What happened to all of that? To being creative, and using the imagination. I’m sure there are a lot of people out there who still do that, and I say kudos to you. We live in a world that puts people into boxes, and label them with permanent maker. Telemarketer. Accountant. Prostitute. Sinner. Drug Dealer. Bank Teller. And we feel stuck in those positions because the world isn’t very good at igniting creativity.

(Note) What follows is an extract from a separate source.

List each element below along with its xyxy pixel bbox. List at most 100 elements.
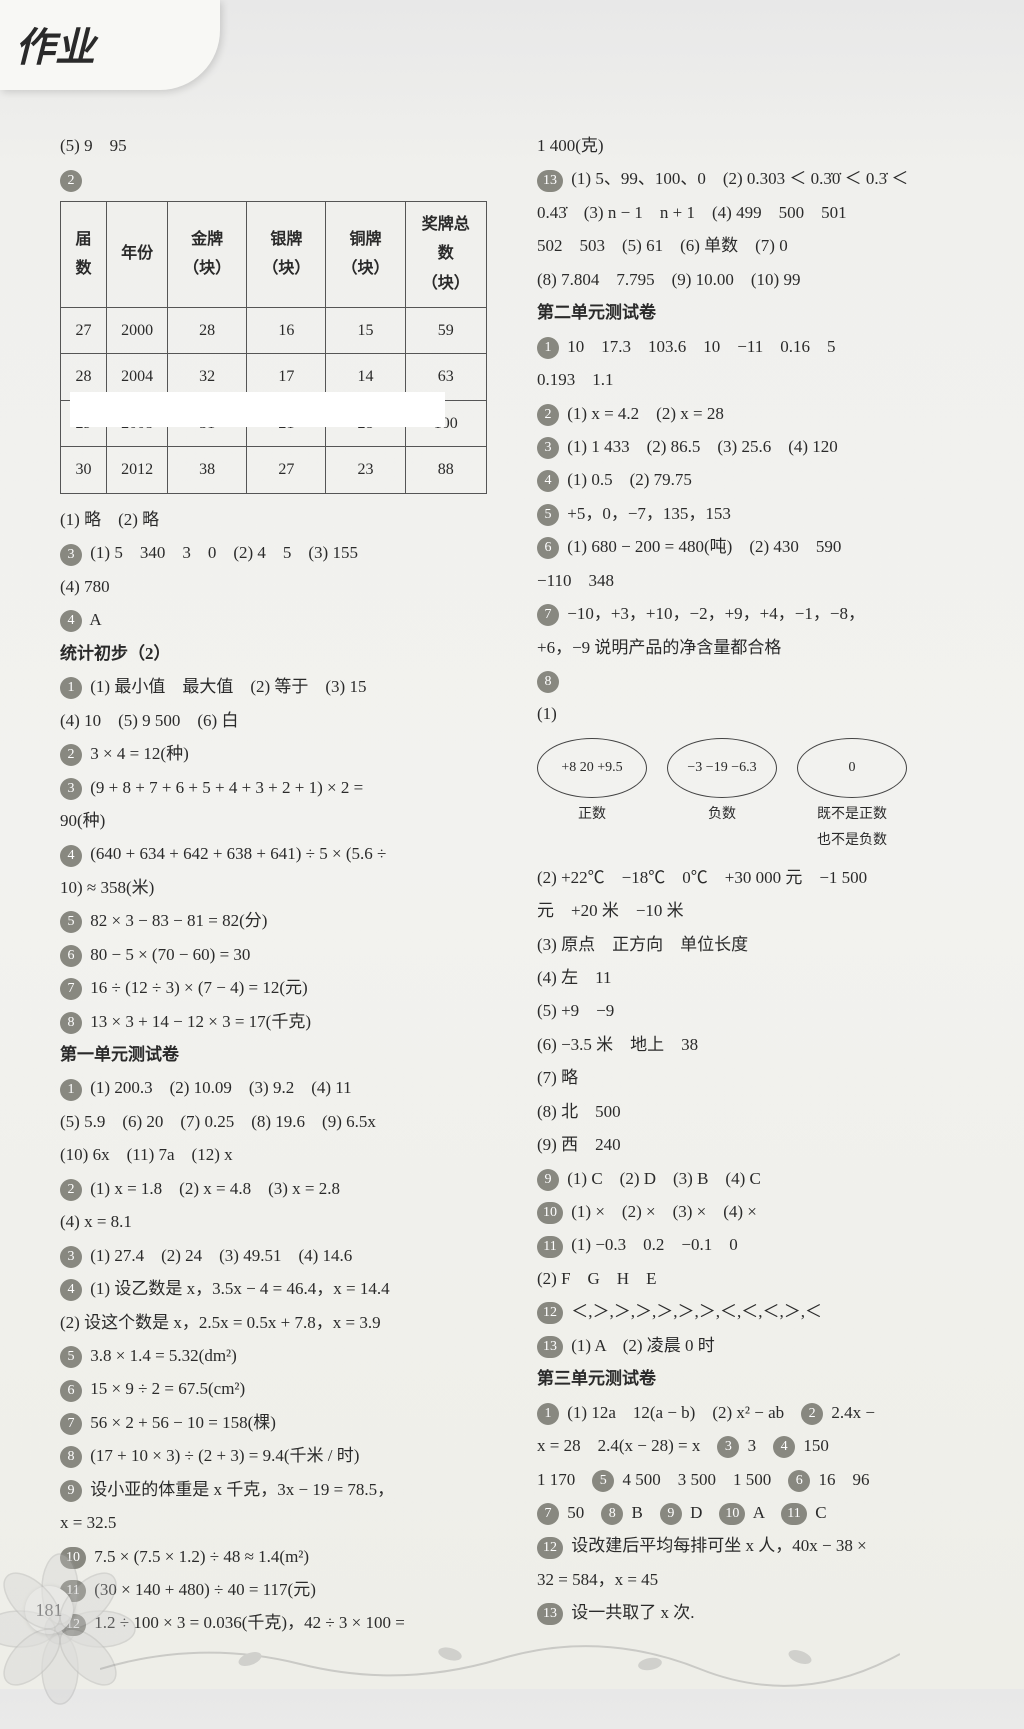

Sure, the world is full of really awesome commercials, (especially apple, why is that?) that shows how creative THOSE people are, but what do they do to ignite others to dig into their own internal creativity? Not much. Its a sad thing too. I used to be creative through music. I played 13 instruments. Now I play the piano, occasionally when I visit my parents. I write still, but it’s shoddy at best. I take pictures too, and I’m decent with that as well but I have a LOT to learn. I’m tied to a computer 12 hours a night, 3, 4, sometimes 5, 6 nights a week. But, I’m always hearing music in my head (August Rush, as of late) and I’m always thinking. Wondering what I could be if I just pushed myself beyond the boundaries I have so carefully built up around me. Its a scary thing, because knocking down those walls will open up the opportunity to be hurt, to be criticized, to be laughed at, to be all of those things I’ve been mortified of since I was the kid everyone picked on at school so many years ago. Things like that leave their mark, no matter how much time has gone by. But slowly, hopefully I’ll be able to remove the wall I’ve built. One brick at a time. Because I believe I, like you, and everyone else, has an immeasurable amount of creativity, and the only thing in the way are the walls we’ve built. Sure, we’ve kept the bad stuff out, but we’ve kept the amazing stuff in too. It’s time to let the amazing stuff out.